Элеонора, не раздумывая, передала шкатулку поверенному. Закари и Бартвеллу она доверяла больше всех, не считая дорогой подруги Джулианы. К тому же Закари восторгался талантом ее мужа, и они провели много вечеров за разговорами о музыке.

– Отнеси, пожалуйста, в музыкальный салон.

– Разумеется.

Элеонора отправилась в дом, остальные последовали за ней, и там их, выстроившись в ряд, встречали остальные слуги. Элеонора устала, однако уклоняться от своих обязанностей не привыкла, поэтому поприветствовала каждого вернувшегося вместе с ней из Италии по имени и позволила Бартвеллу представить ей тех, кого он нанял за эти дни.

Дети унеслись наверх, Элеонора же, отдав шляпу и легкий дорожный плащ лакею, прошла по коридору к музыкальному салону. Она закрыла за собой дверь и остановилась, глядя по сторонам. В этой комнате Эдмунд проводил почти целый день, и все здесь напоминало о нем. У Элеоноры кольнуло сердце, когда она увидела пианино, за которое Эдмунд никогда больше не сядет.

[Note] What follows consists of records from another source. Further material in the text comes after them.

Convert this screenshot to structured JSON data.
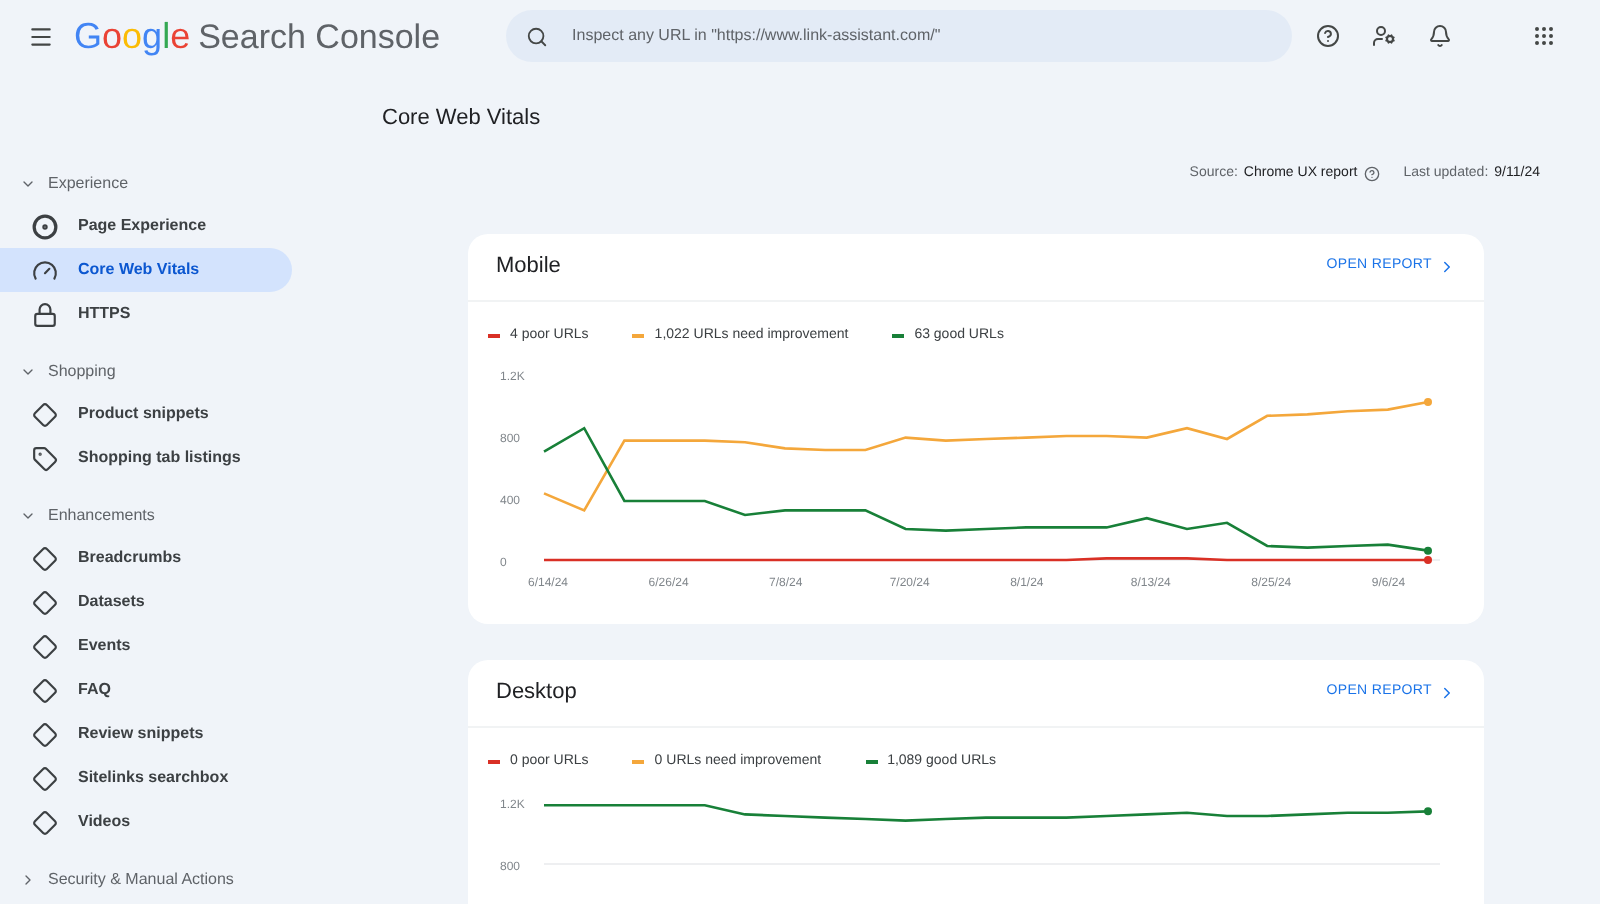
{
  "header": {
    "logo": {
      "brand": "Google",
      "product": "Search Console"
    },
    "search": {
      "placeholder": "Inspect any URL in \"https://www.link-assistant.com/\""
    }
  },
  "sidebar": {
    "sections": [
      {
        "title": "Experience",
        "expanded": true,
        "items": [
          {
            "label": "Page Experience",
            "selected": false
          },
          {
            "label": "Core Web Vitals",
            "selected": true
          },
          {
            "label": "HTTPS",
            "selected": false
          }
        ]
      },
      {
        "title": "Shopping",
        "expanded": true,
        "items": [
          {
            "label": "Product snippets",
            "selected": false
          },
          {
            "label": "Shopping tab listings",
            "selected": false
          }
        ]
      },
      {
        "title": "Enhancements",
        "expanded": true,
        "items": [
          {
            "label": "Breadcrumbs",
            "selected": false
          },
          {
            "label": "Datasets",
            "selected": false
          },
          {
            "label": "Events",
            "selected": false
          },
          {
            "label": "FAQ",
            "selected": false
          },
          {
            "label": "Review snippets",
            "selected": false
          },
          {
            "label": "Sitelinks searchbox",
            "selected": false
          },
          {
            "label": "Videos",
            "selected": false
          }
        ]
      },
      {
        "title": "Security & Manual Actions",
        "expanded": false
      }
    ]
  },
  "page": {
    "title": "Core Web Vitals",
    "source_label": "Source:",
    "source": "Chrome UX report",
    "updated_label": "Last updated:",
    "updated": "9/11/24"
  },
  "reports": [
    {
      "title": "Mobile",
      "link": "OPEN REPORT",
      "chart_data": {
        "type": "line",
        "categories": [
          "6/14/24",
          null,
          null,
          "6/26/24",
          null,
          null,
          "7/8/24",
          null,
          null,
          "7/20/24",
          null,
          null,
          "8/1/24",
          null,
          null,
          "8/13/24",
          null,
          null,
          "8/25/24",
          null,
          null,
          "9/6/24",
          null
        ],
        "ylim": [
          0,
          1200
        ],
        "yticks": [
          0,
          400,
          800,
          {
            "value": 1200,
            "label": "1.2K"
          }
        ],
        "series": [
          {
            "name": "4 poor URLs",
            "color": "#d93025",
            "values": [
              0,
              0,
              0,
              0,
              0,
              0,
              0,
              0,
              0,
              0,
              0,
              0,
              0,
              0,
              10,
              10,
              10,
              0,
              0,
              0,
              0,
              0,
              0
            ]
          },
          {
            "name": "1,022 URLs need improvement",
            "color": "#f4a73b",
            "values": [
              430,
              320,
              770,
              770,
              770,
              760,
              720,
              710,
              710,
              790,
              770,
              780,
              790,
              800,
              800,
              790,
              850,
              780,
              930,
              940,
              960,
              970,
              1020
            ]
          },
          {
            "name": "63 good URLs",
            "color": "#188038",
            "values": [
              700,
              850,
              380,
              380,
              380,
              290,
              320,
              320,
              320,
              200,
              190,
              200,
              210,
              210,
              210,
              270,
              200,
              240,
              90,
              80,
              90,
              100,
              60
            ]
          }
        ]
      }
    },
    {
      "title": "Desktop",
      "link": "OPEN REPORT",
      "chart_data": {
        "type": "line",
        "categories": [
          null,
          null,
          null,
          null,
          null,
          null,
          null,
          null,
          null,
          null,
          null,
          null,
          null,
          null,
          null,
          null,
          null,
          null,
          null,
          null,
          null,
          null,
          null
        ],
        "ylim": [
          800,
          1200
        ],
        "yticks": [
          800,
          {
            "value": 1200,
            "label": "1.2K"
          }
        ],
        "series": [
          {
            "name": "0 poor URLs",
            "color": "#d93025",
            "values": [
              null,
              null,
              null,
              null,
              null,
              null,
              null,
              null,
              null,
              null,
              null,
              null,
              null,
              null,
              null,
              null,
              null,
              null,
              null,
              null,
              null,
              null,
              null
            ]
          },
          {
            "name": "0 URLs need improvement",
            "color": "#f4a73b",
            "values": [
              null,
              null,
              null,
              null,
              null,
              null,
              null,
              null,
              null,
              null,
              null,
              null,
              null,
              null,
              null,
              null,
              null,
              null,
              null,
              null,
              null,
              null,
              null
            ]
          },
          {
            "name": "1,089 good URLs",
            "color": "#188038",
            "values": [
              1180,
              1180,
              1180,
              1180,
              1180,
              1120,
              1110,
              1100,
              1090,
              1080,
              1090,
              1100,
              1100,
              1100,
              1110,
              1120,
              1130,
              1110,
              1110,
              1120,
              1130,
              1130,
              1140
            ]
          }
        ]
      }
    }
  ]
}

Она подошла и опустилась на мягкое сиденье. На пюпитре не было нот, в канделябрах стояли ни разу не зажигавшиеся свечи. Комнату явно содержали в порядке – на инструменте ни пылинки, – однако Элеонору не покидало ощущение пустоты и заброшенности.

Она вспомнила, как в первый раз увидела сэра Эдмунда. Фрэнсис Бакминстер устроил у себя в доме музыкальный вечер. А Элеонора была известным меценатом. Хотя сама она талантами не обладала, творения людей одаренных доставляли ей величайшее удовольствие, Элеонора не жалела денег, покровительствуя людям искусств. Где бы она ни жила, в Нью-Йорке, Лондоне или Париже, ее модную гостиную посещали друзья-меценаты, а также писатели, композиторы и другие деятели искусств, которыми Элеонора восхищалась. В аристократические круги Лондона Элеоноре доступа не было. Несмотря на обучение в Англии, ее американские корни и семейное состояние, нажитое путем торговли, навечно уготовили ей место изгоя среди лондонской элиты. Однако у Элеоноры было много друзей и знакомых из мира искусства, и она имела возможность наслаждаться активной жизнью и общением с людьми из всех слоев общества.

Сэр Эдмунд исполнил на музыкальном вечере одну из своих сонат, и Элеонора была потрясена не только виртуозной игрой, но и красотой произведения, растрогавшей ее почти до слез. Элеонора сразу поняла, что этот бледный, хрупкий, светловолосый юноша – гений.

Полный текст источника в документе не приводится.